Thursday, June 21, 2007

Wrapping my head around it all

So I have not updated since last week but there is a very valid reason, I have no idea what to say because this race is so close and 6 months of my life have been dedicated to making this all possible. This past weekend was a race simulation weekend pretty much. Saturday started with a nice 4 hour bike ride covering just over 71 miles, and then a 50 minute 2000 meter swim. The rest of the day I had planned to just relax and try to plan out what I was going to do to get my bike back home for the race but that didn’t happen. I ended up going to the water park the Beach just north of the city and had a great time, it helped me keep my mind clear and not really focus on the race. Sunday kicked off right with a great 2 hour 12.5 mile run. I felt great afterward and everything just went to happiness especially because of the whole runner’s high I was kicking with from miles 7-11.

This week I have been beginning a taper and that has been extremely hard because all I have wanted to do is run or bike as hard as I could and let loose. But I have restrained myself and held back. But yesterday and today have been a much higher intensity because starting tomorrow I will not have my bike until the day before my race. I am nervous about not having my bike for that long but I figure running and spinning on the bikes in the gym.

With 10 days left till race day I do not know what to think really, my head is spinning and I am trying to wrap my head around that everything is coming down to this one day, this one race to kick start the rest of my life. This training has really changed my life and I cannot be happier. Crossing that finish line will not be the end of something in my life but the breaking open of something brand new that I never knew I could be possible but something that I know cannot see how I lived without it.

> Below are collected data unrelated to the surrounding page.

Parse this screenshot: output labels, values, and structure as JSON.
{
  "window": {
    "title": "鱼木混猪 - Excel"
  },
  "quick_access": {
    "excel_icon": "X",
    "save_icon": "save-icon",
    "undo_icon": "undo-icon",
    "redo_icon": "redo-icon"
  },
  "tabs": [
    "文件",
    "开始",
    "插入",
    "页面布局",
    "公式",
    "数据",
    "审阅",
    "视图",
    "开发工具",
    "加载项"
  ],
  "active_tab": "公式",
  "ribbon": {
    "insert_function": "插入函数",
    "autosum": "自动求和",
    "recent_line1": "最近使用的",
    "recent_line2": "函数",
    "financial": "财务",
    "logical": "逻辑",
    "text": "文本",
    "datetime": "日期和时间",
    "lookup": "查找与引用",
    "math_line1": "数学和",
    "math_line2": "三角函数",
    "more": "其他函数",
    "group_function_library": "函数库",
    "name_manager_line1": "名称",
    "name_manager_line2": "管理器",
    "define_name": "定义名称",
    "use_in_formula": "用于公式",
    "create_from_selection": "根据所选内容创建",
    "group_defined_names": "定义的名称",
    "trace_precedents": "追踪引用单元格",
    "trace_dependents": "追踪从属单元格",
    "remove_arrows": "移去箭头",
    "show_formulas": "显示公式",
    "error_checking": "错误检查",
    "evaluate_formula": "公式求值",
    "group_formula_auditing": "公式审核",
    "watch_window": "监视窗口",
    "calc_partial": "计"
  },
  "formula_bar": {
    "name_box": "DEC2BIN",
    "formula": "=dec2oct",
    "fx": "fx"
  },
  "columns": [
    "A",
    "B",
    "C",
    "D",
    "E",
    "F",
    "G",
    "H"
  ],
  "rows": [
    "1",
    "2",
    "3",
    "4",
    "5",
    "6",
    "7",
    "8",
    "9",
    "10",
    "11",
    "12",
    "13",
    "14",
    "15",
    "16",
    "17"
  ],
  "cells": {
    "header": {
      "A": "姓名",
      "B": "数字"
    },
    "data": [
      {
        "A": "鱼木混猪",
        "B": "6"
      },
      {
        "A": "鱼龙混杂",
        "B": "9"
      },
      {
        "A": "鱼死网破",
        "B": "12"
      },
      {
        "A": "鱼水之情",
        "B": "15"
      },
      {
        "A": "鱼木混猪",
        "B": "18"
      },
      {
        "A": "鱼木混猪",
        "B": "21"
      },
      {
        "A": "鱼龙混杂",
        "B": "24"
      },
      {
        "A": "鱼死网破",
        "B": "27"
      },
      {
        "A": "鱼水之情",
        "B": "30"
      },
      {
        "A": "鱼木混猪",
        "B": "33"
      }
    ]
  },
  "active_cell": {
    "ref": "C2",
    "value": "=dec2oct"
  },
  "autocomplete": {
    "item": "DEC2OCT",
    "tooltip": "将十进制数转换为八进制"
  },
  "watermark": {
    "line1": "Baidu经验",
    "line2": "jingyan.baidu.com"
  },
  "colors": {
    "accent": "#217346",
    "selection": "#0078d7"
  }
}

This is a quote that I have heard from the movie “Any Given Sunday” a few times but it had been a while and then I heard it again in a GYGO podcast and it really kicked me into high gear. Here it is:
“I don’t know what to say, really. Three minutes to the biggest battle of our professional lives. All comes down to today, and either, we heal as a team, or we're gonna crumble. Inch by inch, play by play. Until we're finished. We're in hell right now, gentlemen. Believe me. And, we can stay here, get the shit kicked out of us, or we can fight our way back into the light. We can climb outta hell... one inch at a time. Now I can't do it for ya, I'm too old. I look around, I see these young faces and I think, I mean, I've made every wrong choice a middle-aged man can make. I, uh, I've pissed away all my money, believe it or not. I chased off anyone who's ever loved me. And lately, I can't even stand the face I see in the mirror. You know, when you get old, in life, things get taken from you. I mean, that's... that's... that's a part of life. But, you only learn that when you start losin' stuff. You find out life's this game of inches, so is football. Because in either game - life or football - the margin for error is so small. I mean, one half a step too late or too early and you don't quite make it. One half second too slow, too fast and you don't quite catch it. The inches we need are everywhere around us. They're in every break of the game, every minute, every second. On this team we fight for that inch. On this team we tear ourselves and everyone else around us to pieces for that inch. We claw with our fingernails for that inch. Because we know when add up all those inches, that's gonna make the fucking difference between winning and losing! Between living and dying! I'll tell you this, in any fight it's the guy whose willing to die whose gonna win that inch. And I know, if I'm gonna have any life anymore it's because I'm still willing to fight and die for that inch, because that's what living is, the six inches in front of your face. Now I can't make you do it. You've got to look at the guy next to you, look into his eyes. Now I think ya going to see a guy who will go that inch with you. Your gonna see a guy who will sacrifice himself for this team, because he knows when it comes down to it your gonna do the same for him. That's a team, gentlemen, and either, we heal, now, as a team, or we will die as individuals. That's football guys, that's all it is. Now, what are you gonna do?”